What Does Watchdog Timer Mean?
A watchdog timer (WDT) is an embedded timing device that automatically prompts corrective action upon system malfunction detection. If software hangs or is lost, a WDT resets the system microcontroller via a 16-bit counter.
Computers lacking embedded WDTs often require installed WDT expansion cards.
A WDT is also known as a computer operating properly (COP) timer.
Techopedia Explains Watchdog Timer
A WDT enables embedded system self-reliance in two ways:
- Detects system glitches or errors, including programming errors, software hangs, code crashes or power surges.
- Resets operating systems and resumes normal program activity via the reset signal embedded in a CPU or specialized microcontroller chip. This reset process is also known as feeding the watchdog, kicking the dog, waking the watchdog or petting the dog.

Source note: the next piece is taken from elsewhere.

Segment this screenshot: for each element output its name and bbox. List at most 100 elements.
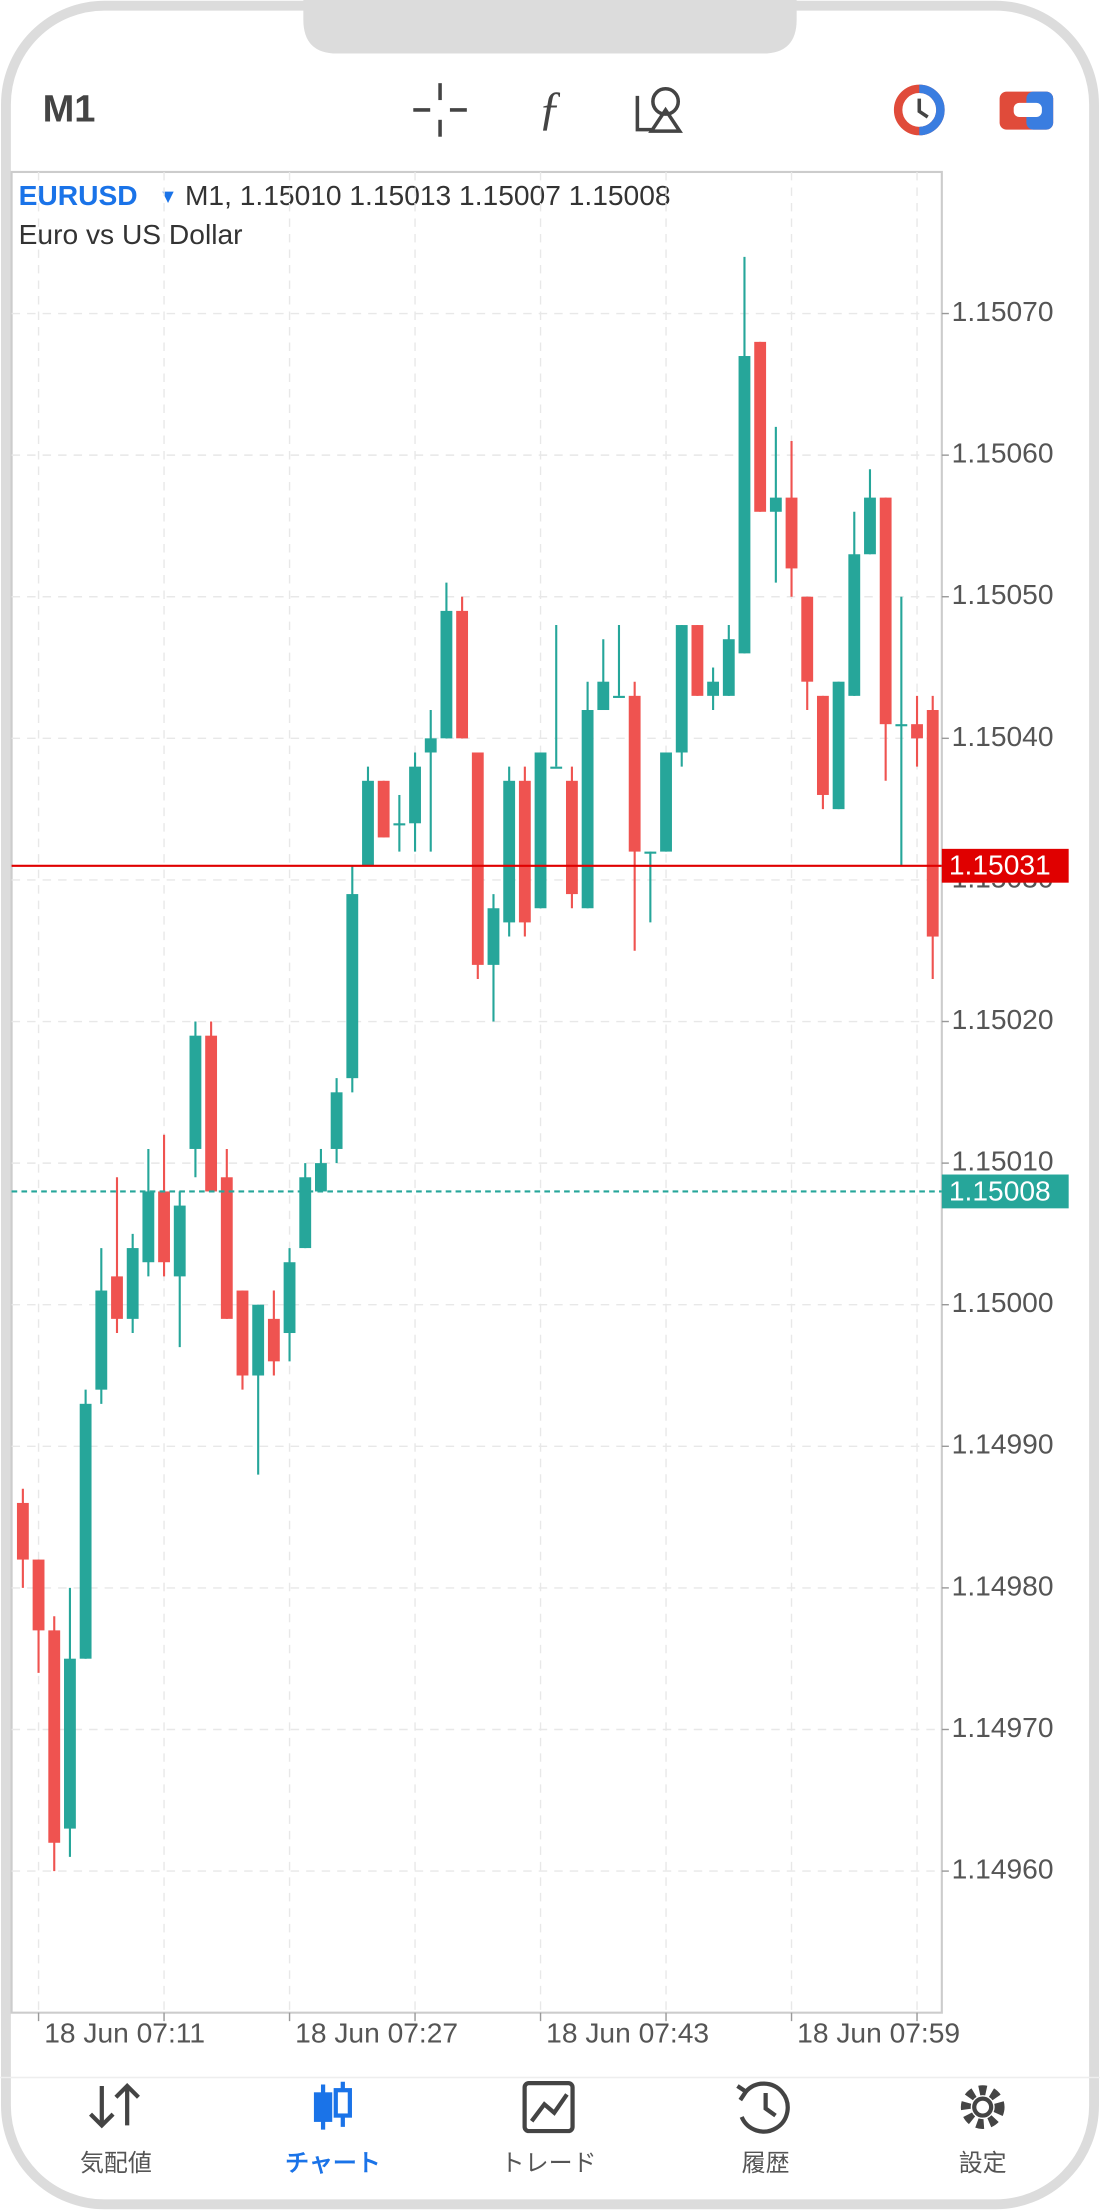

One WDT may monitor another to ensure saved and completed data tasks within a designated period this cascading of WDT ensures that when a system failure is being monitored by a WDT, that the WDT itself does not hang too.
WDT provides additional features, as follows:
- Unreliable sandbox code may be tested by a highly complex WDT for system security.
- If a website does not load normally, a WDT automatically generates Web browser refresh functionality.
WDTs can exist in software, as a separate hardware microprocessor, or as a microcontrolled subprocessor within a CPU or other parts of the chipset.